26. Januar 2018 – der Tag, der mein Leben veränderte. Wenn du schon mal Wasserski oder Wakeboard gefahren bist, warst du wahrscheinlich mit unserer Firma indirekt in Kontakt. Unsere Sesitec von Lerchenfeld GmbH stellte seit 1992 Wakeboardanlagen her. Mit 16 Jahren bin ich Vollzeit in die Firma eingestiegen und war dann, für sieben Jahre dabei. Danach war es vorbei.
Wie es dazu gekommen ist? Wir haben das Fass zum Überlaufen gebracht! Der Jahresumsatz 2016 belief sich auf fünf Millionen Euro, denselben Betrag investierten wir in den Neubau des Firmen- und Wohngebäudes. Zur gleichen Zeit beteiligten wir uns an einen Wakepark in Singapur, welcher sich leider als Fehlinvestition entpuppte. Die Kombination führte dazu, dass uns das Geld ausging. Die Bank forderte ein Sanierungskonzept und ein Testat für den Jahresabschluss.
Es musste ein Investor her! Nach Monaten konnte ich ihn finden. Ein Lichtblick. Er war bereit die Bank vollständig abzulösen, um uns eine zweite Chance zu geben.
Sechs Monate lang fieberten wir auf den 17. Dezember 2017 hin. Der Tag an dem der Notar den Deal besiegeln sollte. Zwei Tage vor dem lang ersehnten Termin rief die Bank an, um uns mitzuteilen, dass sie die Verträge nicht freigeben werden.
Gar nicht gut. Wir konnten gerade noch die Gehälter zahlen. Die Uhr fing an zu ticken.
Über die Weihnachtszeit haben wir aus dem Sanierungskonzept den Antrag für die Planinsolvenz entwickelt. Am 26. Januar 2018 stellten wir den Antrag beim Gericht. Das Verfahren wurde noch am selben Tag vorläufig eröffnet. Sofort wurden Gutachter, Sachwalter und Anwälte einberufen. Der neue Plan, mit dem Investor eine neue Firma zu gründen und die Alte durch die Insolvenz zu führen, ging auf. Unsere Mitarbeiter und Assets gingen in die neue Firma über. Rückwirkend betrachtet war das der bessere Weg. Sesitec besteht weiterhin, jedoch nicht als Familienunternehmen.
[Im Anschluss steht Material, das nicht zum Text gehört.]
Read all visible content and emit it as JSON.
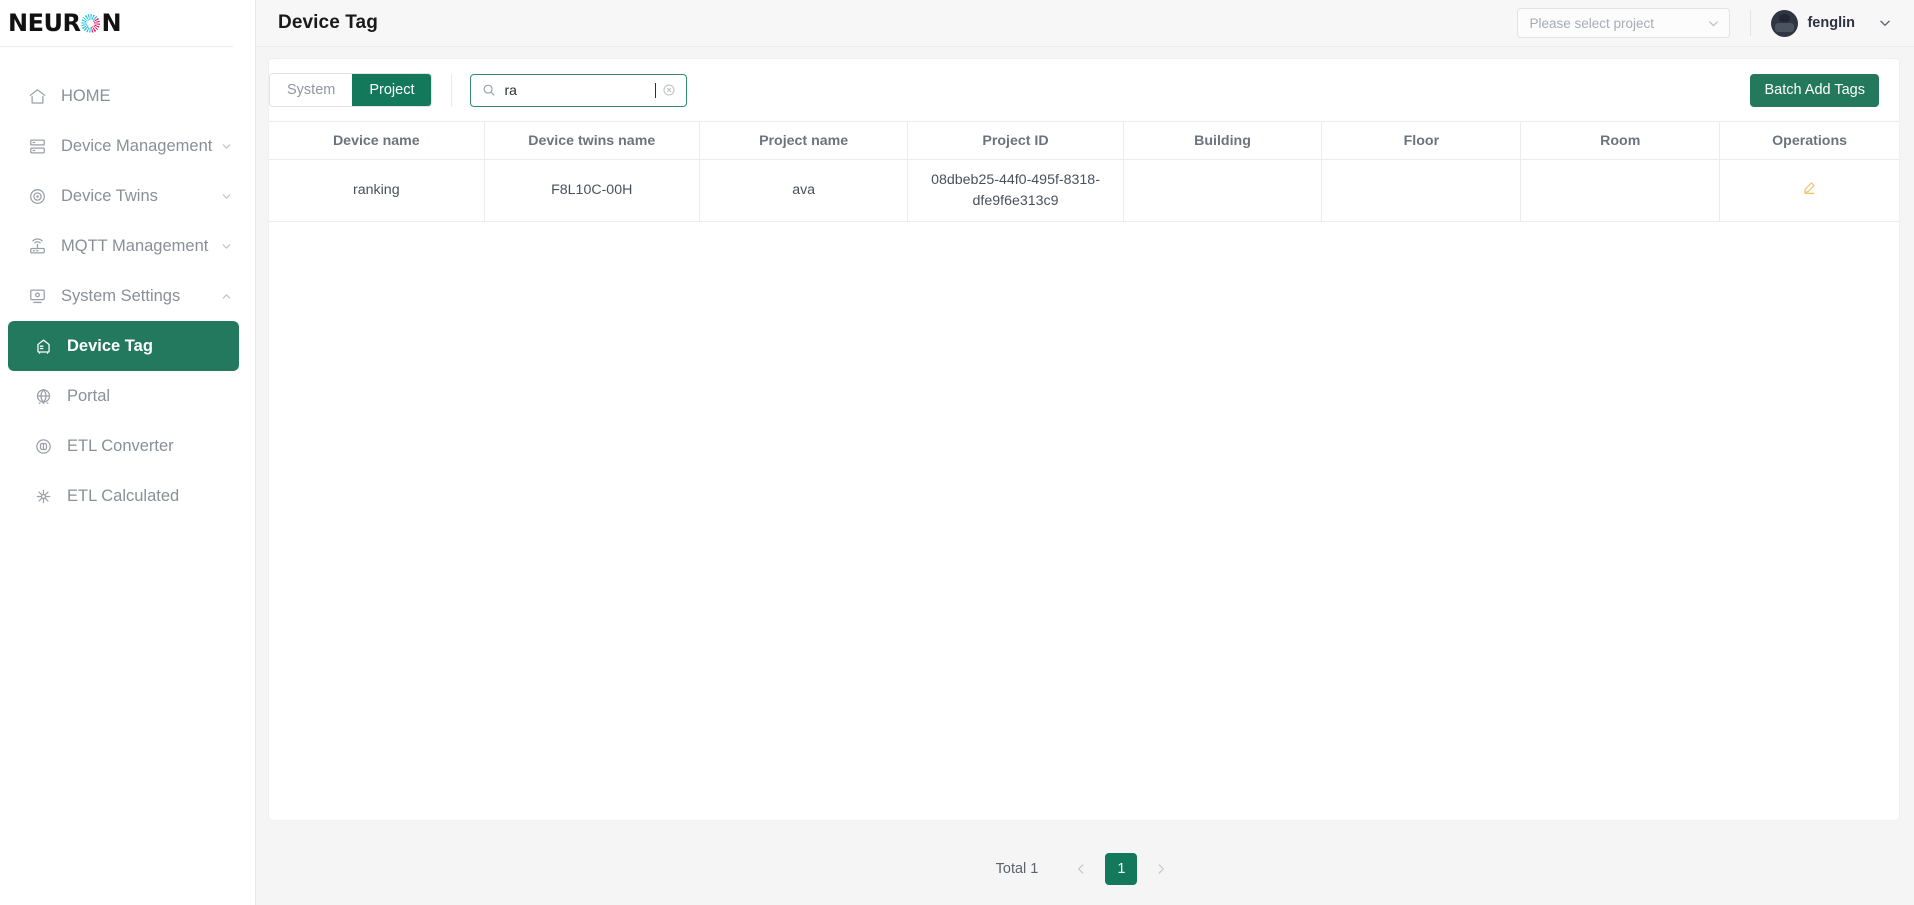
{
  "brand": {
    "logo_left": "NEUR",
    "logo_right": "N",
    "logo_icon": "neuron-circle-icon"
  },
  "sidebar": {
    "items": [
      {
        "label": "HOME",
        "icon": "home-icon",
        "chevron": "",
        "level": "top",
        "active": false
      },
      {
        "label": "Device Management",
        "icon": "server-icon",
        "chevron": "down",
        "level": "top",
        "active": false
      },
      {
        "label": "Device Twins",
        "icon": "target-icon",
        "chevron": "down",
        "level": "top",
        "active": false
      },
      {
        "label": "MQTT Management",
        "icon": "router-icon",
        "chevron": "down",
        "level": "top",
        "active": false
      },
      {
        "label": "System Settings",
        "icon": "monitor-icon",
        "chevron": "up",
        "level": "top",
        "active": false
      },
      {
        "label": "Device Tag",
        "icon": "tag-truck-icon",
        "chevron": "",
        "level": "sub",
        "active": true
      },
      {
        "label": "Portal",
        "icon": "globe-icon",
        "chevron": "",
        "level": "sub",
        "active": false
      },
      {
        "label": "ETL Converter",
        "icon": "converter-icon",
        "chevron": "",
        "level": "sub",
        "active": false
      },
      {
        "label": "ETL Calculated",
        "icon": "calculated-icon",
        "chevron": "",
        "level": "sub",
        "active": false
      }
    ]
  },
  "header": {
    "title": "Device Tag",
    "project_select": {
      "placeholder": "Please select project",
      "value": "",
      "chevron_icon": "chevron-down-icon"
    },
    "user": {
      "name": "fenglin",
      "avatar_icon": "user-avatar",
      "chevron_icon": "chevron-down-icon"
    }
  },
  "toolbar": {
    "tabs": [
      {
        "label": "System",
        "active": false
      },
      {
        "label": "Project",
        "active": true
      }
    ],
    "search": {
      "value": "ra",
      "placeholder": "",
      "search_icon": "search-icon",
      "clear_icon": "clear-circle-icon"
    },
    "batch_add_label": "Batch Add Tags"
  },
  "table": {
    "columns": [
      "Device name",
      "Device twins name",
      "Project name",
      "Project ID",
      "Building",
      "Floor",
      "Room",
      "Operations"
    ],
    "rows": [
      {
        "device_name": "ranking",
        "device_twins_name": "F8L10C-00H",
        "project_name": "ava",
        "project_id": "08dbeb25-44f0-495f-8318-dfe9f6e313c9",
        "building": "",
        "floor": "",
        "room": "",
        "operations_icon": "edit-pencil-icon"
      }
    ]
  },
  "pagination": {
    "total_label": "Total 1",
    "prev_icon": "chevron-left-icon",
    "next_icon": "chevron-right-icon",
    "pages": [
      "1"
    ],
    "current": "1"
  },
  "colors": {
    "accent_green": "#14795a",
    "active_nav_green": "#22795d",
    "edit_icon": "#f2c166",
    "page_bg": "#f5f5f5"
  }
}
Materiell verloren – an Leben gewonnen. Diese Erfahrung gibt mir heute bei meinen Entscheidungen Mut und Kraft. Meinem jüngeren Ich würde ich gerne diese Fragen stellen:
1. Was ist das Schlimmste, das passieren könnte?
2. Wer kann Dir helfen?
Ich wünschte, ich hätte mir diese Fragen damals schon gestellt. Oder um es in Churchills Worten zu sagen „Wenn du durch die Hölle gehst, geh weiter!“
Eine Insolvenz prägt – sie verändert dich. Durch die Verbindung aus geschäftlichem und privatem Investment folgte auch die Privatinsolvenz meiner Eltern. Ich bin mit einem blauen Auge davon gekommen. Jedoch weiß ich eins Sicher: In meinem Leben wird kein Gutachter mehr den Wert meines Bettes bestimmen. Heute gebe ich das Wissen und die Erfahrungen weiter. Ich möchte das Tabuthema des Scheiterns auflockern und Unternehmer in Krisen unterstützen ihre Würde zu erhalten.